TL;DR I’m restarting this newsletter. Expect a 5-20 minute read every Sunday. It will be a mélange of topics related to open societies, software engineering, and whatever else strikes me.
Sometimes life comes at you faster than others. Without belaboring the point, I’ve had personal and professional stuff to deal with since my last post.
I also found myself a bit asea (thanks crosswordese) as to what I was trying to do with this space and while I got a lot of positive feedback from people who were already kindly disposed to me, I didn’t really feel like I was finding a niche I was looking to use this space for.
And, to be honest, I found my approach to be ponderous and pedantic. The hifalutin aims combined with an overly dogmatic and technical approach just didn’t seem to hit and the writing was taxing.
In that vein, I wanted to try something different. I was inspired by this series to better and more modestly establish what I want to do with this space.
Goals
Develop nascent business ideas
I want this to be a space where I can conceive, incubate, and develop the seeds of what may develop into business or career opportunities for myself (and maybe others) in the future. I’ve honed my edge solving other people’s’ problems but now I want to see if I can find any gordian knots worth cutting on my own.
Pitch conversational solutions
I want to try and present more readable and conversational pieces. This means to some extent abandoning the dogmatic technical approach I’ve previously taken and doing something lighter that hopefully comes across as less of a slog and more inviting to discussion.
Find my voice
I want to write for myself. With apologies to Bukowski, even if it doesn’t come roaring out of me, I want to drive myself to do this. The gravity of effort and inertia feel irresistible and there’s no escaping the surly bonds of earth but there’s accomplishment in completing a piece and reveling in the flesh and color of an idea that is no longer a mere mental conception but a fully—half-baked idea.

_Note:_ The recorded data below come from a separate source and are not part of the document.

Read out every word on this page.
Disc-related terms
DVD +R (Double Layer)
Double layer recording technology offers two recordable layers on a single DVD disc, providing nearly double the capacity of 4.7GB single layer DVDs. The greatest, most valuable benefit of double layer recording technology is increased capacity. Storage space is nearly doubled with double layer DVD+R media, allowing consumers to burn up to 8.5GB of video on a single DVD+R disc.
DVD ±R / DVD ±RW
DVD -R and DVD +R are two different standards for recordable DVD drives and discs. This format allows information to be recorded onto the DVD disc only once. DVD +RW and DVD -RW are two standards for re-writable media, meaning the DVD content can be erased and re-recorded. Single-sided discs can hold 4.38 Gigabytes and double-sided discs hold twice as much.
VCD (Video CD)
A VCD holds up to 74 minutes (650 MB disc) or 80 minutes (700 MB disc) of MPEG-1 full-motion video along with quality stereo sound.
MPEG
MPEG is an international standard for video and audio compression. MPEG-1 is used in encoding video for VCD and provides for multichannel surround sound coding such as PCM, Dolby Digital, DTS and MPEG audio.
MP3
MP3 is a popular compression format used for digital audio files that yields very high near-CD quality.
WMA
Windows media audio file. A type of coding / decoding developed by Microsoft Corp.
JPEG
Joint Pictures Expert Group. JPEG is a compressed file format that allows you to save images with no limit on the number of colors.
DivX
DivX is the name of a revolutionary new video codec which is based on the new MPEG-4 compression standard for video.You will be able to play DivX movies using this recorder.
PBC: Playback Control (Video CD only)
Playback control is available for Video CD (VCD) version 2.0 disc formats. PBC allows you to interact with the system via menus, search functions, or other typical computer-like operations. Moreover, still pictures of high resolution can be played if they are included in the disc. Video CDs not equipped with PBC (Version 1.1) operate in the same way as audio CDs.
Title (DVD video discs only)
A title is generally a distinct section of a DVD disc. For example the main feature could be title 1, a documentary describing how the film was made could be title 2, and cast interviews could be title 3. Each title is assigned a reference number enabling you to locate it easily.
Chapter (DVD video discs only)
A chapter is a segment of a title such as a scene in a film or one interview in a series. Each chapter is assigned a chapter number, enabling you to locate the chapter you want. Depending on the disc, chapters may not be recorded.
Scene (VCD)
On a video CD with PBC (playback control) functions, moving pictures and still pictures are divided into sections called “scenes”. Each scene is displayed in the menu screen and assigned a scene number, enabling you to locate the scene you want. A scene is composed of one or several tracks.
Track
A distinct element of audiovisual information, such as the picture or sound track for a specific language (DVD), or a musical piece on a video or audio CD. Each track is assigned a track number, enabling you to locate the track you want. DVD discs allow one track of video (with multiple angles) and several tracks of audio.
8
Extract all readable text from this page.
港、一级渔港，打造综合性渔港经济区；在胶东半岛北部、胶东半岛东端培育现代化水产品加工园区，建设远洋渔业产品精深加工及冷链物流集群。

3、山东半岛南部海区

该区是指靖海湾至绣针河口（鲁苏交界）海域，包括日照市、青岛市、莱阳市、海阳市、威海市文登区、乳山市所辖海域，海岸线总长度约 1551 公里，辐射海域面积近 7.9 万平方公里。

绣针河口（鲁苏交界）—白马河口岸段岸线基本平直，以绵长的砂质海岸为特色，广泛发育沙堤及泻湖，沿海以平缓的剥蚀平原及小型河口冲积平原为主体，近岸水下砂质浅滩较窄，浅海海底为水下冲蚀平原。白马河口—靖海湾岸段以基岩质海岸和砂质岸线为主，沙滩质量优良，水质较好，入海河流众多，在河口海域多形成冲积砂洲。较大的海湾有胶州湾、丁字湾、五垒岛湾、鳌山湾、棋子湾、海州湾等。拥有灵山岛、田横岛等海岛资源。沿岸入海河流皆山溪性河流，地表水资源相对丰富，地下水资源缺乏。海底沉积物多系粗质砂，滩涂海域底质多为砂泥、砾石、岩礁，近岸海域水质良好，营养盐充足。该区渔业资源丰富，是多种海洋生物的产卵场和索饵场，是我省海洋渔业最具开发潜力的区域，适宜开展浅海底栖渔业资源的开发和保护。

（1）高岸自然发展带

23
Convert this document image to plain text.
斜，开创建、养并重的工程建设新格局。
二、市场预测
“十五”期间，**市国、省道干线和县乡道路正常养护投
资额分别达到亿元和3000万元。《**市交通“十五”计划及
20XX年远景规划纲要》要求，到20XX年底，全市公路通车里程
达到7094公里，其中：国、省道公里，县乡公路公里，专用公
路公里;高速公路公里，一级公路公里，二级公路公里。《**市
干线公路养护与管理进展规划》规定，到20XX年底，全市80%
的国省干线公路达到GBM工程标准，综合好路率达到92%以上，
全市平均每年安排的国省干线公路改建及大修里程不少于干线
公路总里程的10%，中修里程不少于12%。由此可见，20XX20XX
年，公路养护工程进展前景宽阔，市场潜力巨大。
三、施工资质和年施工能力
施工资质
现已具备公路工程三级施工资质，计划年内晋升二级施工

And, I want it for my progeny. Although, I don’t believe my children will look any more kindly on my efforts than any children look upon their parents’ work back to the beginning of time, the mere existence of some artifact of interior life seems like something that would be of interest, and something I wish I had from my parents; and, it’s either this or a GeoCities page listing my favorite books and movies, something to sate my Ozymandian ego.
Audience
Who: Passionate Software Engineers
Why: My peers. These are the people I want to get excited to build together and convince there is something here more worthwhile than the next VC carrot or serving a giant with a golden goose.
Who: Adventurous Clients/Customers
Why: These are the folks who have a problem and want to solve it better and are in a position to take a step in a different direction but want someone to work with them to find the path forward.
Who: Fellow Travelers
Why: The quiet gardening of making better societies through small, pragmatic changes.
How
You’ll receive a new piece in your inbox every Sunday morning. Again, some of them will be about open societies, some of them will be about Software Engineering, some will be moonshots. I’ve tried to build up a backlog of ideas and finished pieces so I can hopefully avoid any further disruptions to this regularly scheduled programming until the next pivot that is.
The formula is going to remain roughly the same:
State the problem
Define the correctness conditions
Propose a Solution
The proof will be in the pudding.
So, without further ado
Postscript
In addition to the already reference article, and Bukowski poem, so you want to be a writer? My other main source of inspiration for this approach is Haruki Murakami’s relentlessly workmanlike Novelist as a Vocation.